Iran has signaled a willingness to prove its nuclear program is peaceful, and west has indicated it could reduce sanctions imposed on the country in return.
EU High Representative for Foreign Affairs Catherine Ashton (L) speaks with Iranian Foreign Minister Mohammad Javad Zarif during a photo-op prior the start of two days of closed-door nuclear talks
EU High Representative for Foreign Affairs Catherine Ashton (L) speaks with Iranian Foreign Minister Mohammad Javad Zarif during a photo-op prior the start of two days of closed-door nuclear talks on Oct. 15, 2013 at the United Nations offices in Geneva.

As six western nations prepared to engage with Iran in the first discussions on the future of its nuclear program, NBC’s Ann Curry sat down with foreign minister Mohammad Zarif in an exclusive interview.

“We should not shoot for concessions, either getting concessions or giving concessions. We should aim for finding solutions,” Zarif told Curry on the eve of talks in Geneva—the first since President Hassan Rouhani’s election. Rouhani has signaled a willingness to prove Iran’s nuclear program is aimed at harvesting civilian energy, by way of allowing inspectors into the production facilities. And the west has indicated it would peel back some of the debilitating sanctions imposed on the country in return.

“You always have to take the first step,” Zarif said. “And probably the first step is the most difficult step, but it takes courage and hopefully leadership to take that step. And once you've taken it, the road is not that difficult.”

Zarif made a one-hour PowerPoint presentation before representatives of the U.S., China, Russia, the U.K., France and Germany in Geneva on Tuesday, and the leaders conversed primarily in English.

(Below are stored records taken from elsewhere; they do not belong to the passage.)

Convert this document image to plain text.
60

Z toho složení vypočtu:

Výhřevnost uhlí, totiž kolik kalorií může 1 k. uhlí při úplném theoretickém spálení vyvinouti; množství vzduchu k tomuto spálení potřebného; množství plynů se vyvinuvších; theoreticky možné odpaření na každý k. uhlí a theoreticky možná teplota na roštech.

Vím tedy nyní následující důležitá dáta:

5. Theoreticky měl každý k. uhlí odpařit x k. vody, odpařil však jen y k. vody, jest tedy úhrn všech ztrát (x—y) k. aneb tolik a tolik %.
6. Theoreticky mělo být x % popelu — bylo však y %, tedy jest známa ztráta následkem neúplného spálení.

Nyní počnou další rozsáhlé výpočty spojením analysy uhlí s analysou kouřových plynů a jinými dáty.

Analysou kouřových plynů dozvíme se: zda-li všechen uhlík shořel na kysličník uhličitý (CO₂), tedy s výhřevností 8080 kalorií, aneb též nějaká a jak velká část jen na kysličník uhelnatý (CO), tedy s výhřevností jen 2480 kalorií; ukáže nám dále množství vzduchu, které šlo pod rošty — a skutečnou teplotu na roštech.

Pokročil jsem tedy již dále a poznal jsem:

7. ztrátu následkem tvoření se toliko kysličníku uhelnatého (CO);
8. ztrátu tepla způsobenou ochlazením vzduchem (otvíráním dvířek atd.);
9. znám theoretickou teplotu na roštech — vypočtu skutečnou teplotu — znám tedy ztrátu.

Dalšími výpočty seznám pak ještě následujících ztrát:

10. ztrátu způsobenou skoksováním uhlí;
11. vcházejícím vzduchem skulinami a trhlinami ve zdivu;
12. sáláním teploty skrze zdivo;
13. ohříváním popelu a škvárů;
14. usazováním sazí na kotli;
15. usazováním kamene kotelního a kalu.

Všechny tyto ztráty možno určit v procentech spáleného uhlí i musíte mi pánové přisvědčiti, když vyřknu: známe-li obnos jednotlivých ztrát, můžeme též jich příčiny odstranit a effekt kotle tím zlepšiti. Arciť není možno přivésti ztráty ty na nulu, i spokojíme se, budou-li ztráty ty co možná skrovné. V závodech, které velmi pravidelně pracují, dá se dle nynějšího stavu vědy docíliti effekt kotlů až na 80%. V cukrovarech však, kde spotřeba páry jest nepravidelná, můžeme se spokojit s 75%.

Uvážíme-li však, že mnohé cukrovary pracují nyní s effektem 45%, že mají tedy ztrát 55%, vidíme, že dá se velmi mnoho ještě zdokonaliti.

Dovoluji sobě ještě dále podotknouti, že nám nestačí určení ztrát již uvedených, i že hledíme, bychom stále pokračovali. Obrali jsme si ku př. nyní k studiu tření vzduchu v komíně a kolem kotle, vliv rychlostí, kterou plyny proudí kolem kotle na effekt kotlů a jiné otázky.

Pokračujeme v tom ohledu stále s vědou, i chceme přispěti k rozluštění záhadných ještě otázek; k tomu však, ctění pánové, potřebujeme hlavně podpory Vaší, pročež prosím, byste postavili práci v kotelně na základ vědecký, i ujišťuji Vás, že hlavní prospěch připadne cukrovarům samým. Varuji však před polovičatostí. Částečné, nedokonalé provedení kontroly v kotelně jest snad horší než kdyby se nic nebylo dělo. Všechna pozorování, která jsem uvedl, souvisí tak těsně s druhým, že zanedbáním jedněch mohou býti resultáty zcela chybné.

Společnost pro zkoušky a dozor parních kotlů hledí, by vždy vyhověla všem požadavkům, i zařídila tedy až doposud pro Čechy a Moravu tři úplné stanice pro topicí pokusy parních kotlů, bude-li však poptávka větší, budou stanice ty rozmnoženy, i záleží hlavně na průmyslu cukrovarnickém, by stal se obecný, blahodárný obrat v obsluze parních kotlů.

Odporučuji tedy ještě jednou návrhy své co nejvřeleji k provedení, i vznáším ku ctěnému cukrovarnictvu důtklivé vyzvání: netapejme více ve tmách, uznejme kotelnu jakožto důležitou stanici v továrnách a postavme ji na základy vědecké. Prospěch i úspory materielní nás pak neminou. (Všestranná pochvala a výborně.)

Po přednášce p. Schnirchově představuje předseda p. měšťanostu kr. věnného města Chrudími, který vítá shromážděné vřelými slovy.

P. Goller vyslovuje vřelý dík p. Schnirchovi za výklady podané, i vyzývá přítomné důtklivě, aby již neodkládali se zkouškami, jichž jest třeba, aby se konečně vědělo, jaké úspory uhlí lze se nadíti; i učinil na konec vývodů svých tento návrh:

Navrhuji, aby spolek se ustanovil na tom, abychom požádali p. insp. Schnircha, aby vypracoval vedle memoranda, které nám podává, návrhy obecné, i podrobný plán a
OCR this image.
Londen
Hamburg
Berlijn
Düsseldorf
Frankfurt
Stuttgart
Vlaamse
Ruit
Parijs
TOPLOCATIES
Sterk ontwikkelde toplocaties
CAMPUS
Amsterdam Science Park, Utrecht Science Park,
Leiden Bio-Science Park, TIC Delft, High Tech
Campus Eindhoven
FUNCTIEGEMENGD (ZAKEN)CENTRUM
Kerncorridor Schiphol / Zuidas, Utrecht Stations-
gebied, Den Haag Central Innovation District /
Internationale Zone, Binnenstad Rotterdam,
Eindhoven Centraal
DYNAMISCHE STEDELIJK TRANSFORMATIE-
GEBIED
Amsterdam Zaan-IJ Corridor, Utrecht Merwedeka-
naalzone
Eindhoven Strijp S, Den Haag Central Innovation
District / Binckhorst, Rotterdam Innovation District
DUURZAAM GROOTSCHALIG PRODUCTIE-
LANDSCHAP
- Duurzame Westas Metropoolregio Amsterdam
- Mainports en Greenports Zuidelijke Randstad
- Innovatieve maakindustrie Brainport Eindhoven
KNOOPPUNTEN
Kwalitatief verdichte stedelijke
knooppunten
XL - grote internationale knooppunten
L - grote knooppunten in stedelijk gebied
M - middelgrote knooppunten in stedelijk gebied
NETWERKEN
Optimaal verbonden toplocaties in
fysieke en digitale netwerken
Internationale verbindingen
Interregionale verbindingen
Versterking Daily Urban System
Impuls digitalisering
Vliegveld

Curry reported that a senior State Department official said afterward that “after the presentation for the first time ever there was a detailed and very highly technical conversation in these talks.”

Rouhani and Zarif have both said that they have the backing of Iran’s supreme leader, Ayatollah Khomeini, to negotiate on the nuclear program –but have maintained the country’s right to harvest small amounts of nuclear energy. The West has long feared the production is a front for a secret weapons program.

The countries attending the Geneva conference have called on Iran to stop its enrichment of high-grade uranium, shut an enrichment plant and reduce its stockpiles of the material, which can be used to build nuclear bombs. It is unclear as of this writing whether the Iranian proposal met that standard. 

Talks are scheduled to continue in Geneva on Wednesday.